THE pandemic has created an opportunity for more direct investment in social and affordable housing, the National Economic and Social Council said.
It noted that the Covid crisis saw a 39pc rise in rental accommodation in Dublin.
In a new report, the council argues that the crisis demonstrates the capacity of government to take swift and decisive action.
Report author Noel Cahill said the prompt introduction of legislation to ban evictions and rent increases and the acquisition of additional accommodation for homeless households is evidence of how rapid action can be taken in a crisis.
The National Economic and Social Council (NESC) advises the Taoiseach on strategic policy issues relating to economic, social and environmental development in Ireland.
Its members are made up of representatives from businesses, trade unions, farming organisations and the community and voluntary sector.
Mr Cahill said there has also been more intensive co-operation between official bodies and voluntary agencies in dealing with homelessness and a proactive approach to protecting homeless people from the virus.
The research also points out that there has been an increase in rental listings in Dublin.
“The total number of new listings of rental property to rent in Dublin in May 2020 was up 39pc compared to the same month last year,” he said.
The report points out there has been a fall in construction employment
But there is still an opportunity for more direct investment in social and affordable housing, including cost rental on public land and in renovation and energy retrofitting, the report adds.
According to the report, access to low cost finance is a critical factor for the development of cost rental accommodation, to achieve below market rents.
The ban on evictions during the crisis is an important protection, the report finds.
“Tenants who have built up arrears during the crisis are exposed to a risk of landlords taking action to secure termination of the tenancy when the ban on evictions expires, so it is important that it be extended”, Mr Cahill said.

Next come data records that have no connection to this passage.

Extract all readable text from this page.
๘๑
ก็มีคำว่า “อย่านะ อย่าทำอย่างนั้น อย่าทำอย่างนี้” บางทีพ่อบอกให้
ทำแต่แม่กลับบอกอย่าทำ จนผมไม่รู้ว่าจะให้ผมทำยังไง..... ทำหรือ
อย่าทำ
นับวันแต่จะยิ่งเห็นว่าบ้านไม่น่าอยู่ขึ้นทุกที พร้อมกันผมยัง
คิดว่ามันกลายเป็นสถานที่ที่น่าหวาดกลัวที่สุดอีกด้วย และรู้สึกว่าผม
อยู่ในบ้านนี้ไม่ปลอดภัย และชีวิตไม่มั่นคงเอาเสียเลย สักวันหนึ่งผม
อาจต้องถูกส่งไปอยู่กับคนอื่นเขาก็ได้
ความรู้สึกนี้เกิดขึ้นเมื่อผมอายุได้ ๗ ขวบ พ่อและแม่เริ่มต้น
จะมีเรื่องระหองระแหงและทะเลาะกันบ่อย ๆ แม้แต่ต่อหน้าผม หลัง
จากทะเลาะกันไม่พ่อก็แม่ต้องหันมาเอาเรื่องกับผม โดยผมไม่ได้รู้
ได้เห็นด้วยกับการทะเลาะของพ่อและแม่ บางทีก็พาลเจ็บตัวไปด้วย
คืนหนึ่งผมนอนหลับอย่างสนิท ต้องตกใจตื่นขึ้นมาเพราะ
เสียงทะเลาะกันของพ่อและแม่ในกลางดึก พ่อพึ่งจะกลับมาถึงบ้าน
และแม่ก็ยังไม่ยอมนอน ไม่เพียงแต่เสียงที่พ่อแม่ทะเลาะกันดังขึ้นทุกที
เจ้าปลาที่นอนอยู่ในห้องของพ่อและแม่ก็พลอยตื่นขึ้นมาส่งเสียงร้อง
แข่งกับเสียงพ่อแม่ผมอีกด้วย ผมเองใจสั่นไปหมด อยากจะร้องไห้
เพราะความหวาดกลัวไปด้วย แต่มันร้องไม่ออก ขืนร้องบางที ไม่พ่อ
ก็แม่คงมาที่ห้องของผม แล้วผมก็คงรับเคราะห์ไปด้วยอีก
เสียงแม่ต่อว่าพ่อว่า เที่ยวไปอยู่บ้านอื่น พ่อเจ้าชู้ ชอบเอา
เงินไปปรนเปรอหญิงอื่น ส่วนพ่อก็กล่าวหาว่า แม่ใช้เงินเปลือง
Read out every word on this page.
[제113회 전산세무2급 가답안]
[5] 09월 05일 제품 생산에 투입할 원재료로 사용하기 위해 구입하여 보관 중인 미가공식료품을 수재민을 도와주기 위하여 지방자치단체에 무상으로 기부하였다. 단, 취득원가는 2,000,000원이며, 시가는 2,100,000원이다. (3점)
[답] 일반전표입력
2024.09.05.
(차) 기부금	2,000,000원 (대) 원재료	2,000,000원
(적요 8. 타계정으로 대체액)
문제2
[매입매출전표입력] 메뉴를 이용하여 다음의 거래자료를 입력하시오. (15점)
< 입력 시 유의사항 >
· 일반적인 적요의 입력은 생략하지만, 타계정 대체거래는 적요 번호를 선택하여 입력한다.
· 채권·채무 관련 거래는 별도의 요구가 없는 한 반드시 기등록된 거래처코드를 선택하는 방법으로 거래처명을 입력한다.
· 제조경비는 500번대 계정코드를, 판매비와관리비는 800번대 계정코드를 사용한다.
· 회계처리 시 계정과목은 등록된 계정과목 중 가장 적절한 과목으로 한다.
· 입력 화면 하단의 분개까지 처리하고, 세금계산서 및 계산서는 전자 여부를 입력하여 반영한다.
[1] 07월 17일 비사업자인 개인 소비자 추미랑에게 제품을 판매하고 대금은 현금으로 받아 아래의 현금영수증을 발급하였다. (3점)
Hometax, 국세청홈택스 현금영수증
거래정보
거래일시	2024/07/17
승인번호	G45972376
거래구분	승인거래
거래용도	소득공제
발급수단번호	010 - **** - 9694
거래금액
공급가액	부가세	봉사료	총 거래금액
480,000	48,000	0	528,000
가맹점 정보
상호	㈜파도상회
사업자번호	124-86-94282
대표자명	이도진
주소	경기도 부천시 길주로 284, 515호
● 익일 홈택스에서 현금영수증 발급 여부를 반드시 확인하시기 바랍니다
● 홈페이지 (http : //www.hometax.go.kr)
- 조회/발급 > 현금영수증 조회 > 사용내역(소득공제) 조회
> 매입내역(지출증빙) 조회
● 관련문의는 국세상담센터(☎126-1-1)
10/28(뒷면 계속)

“The increased flexibility in the availability of rent supplement has the potential to protect many tenancies of people who have lost employment. However, there is a need to promote awareness of this flexibility.”
The researcher said the crisis will lead to an increase in mortgage arrears.
Covid-19 brought into sharp focus the unsuitability of accommodation for asylum seekers, the report states.
The crisis also showed up the “dangers of limited provision of shelters for those exposed to domestic abuse”.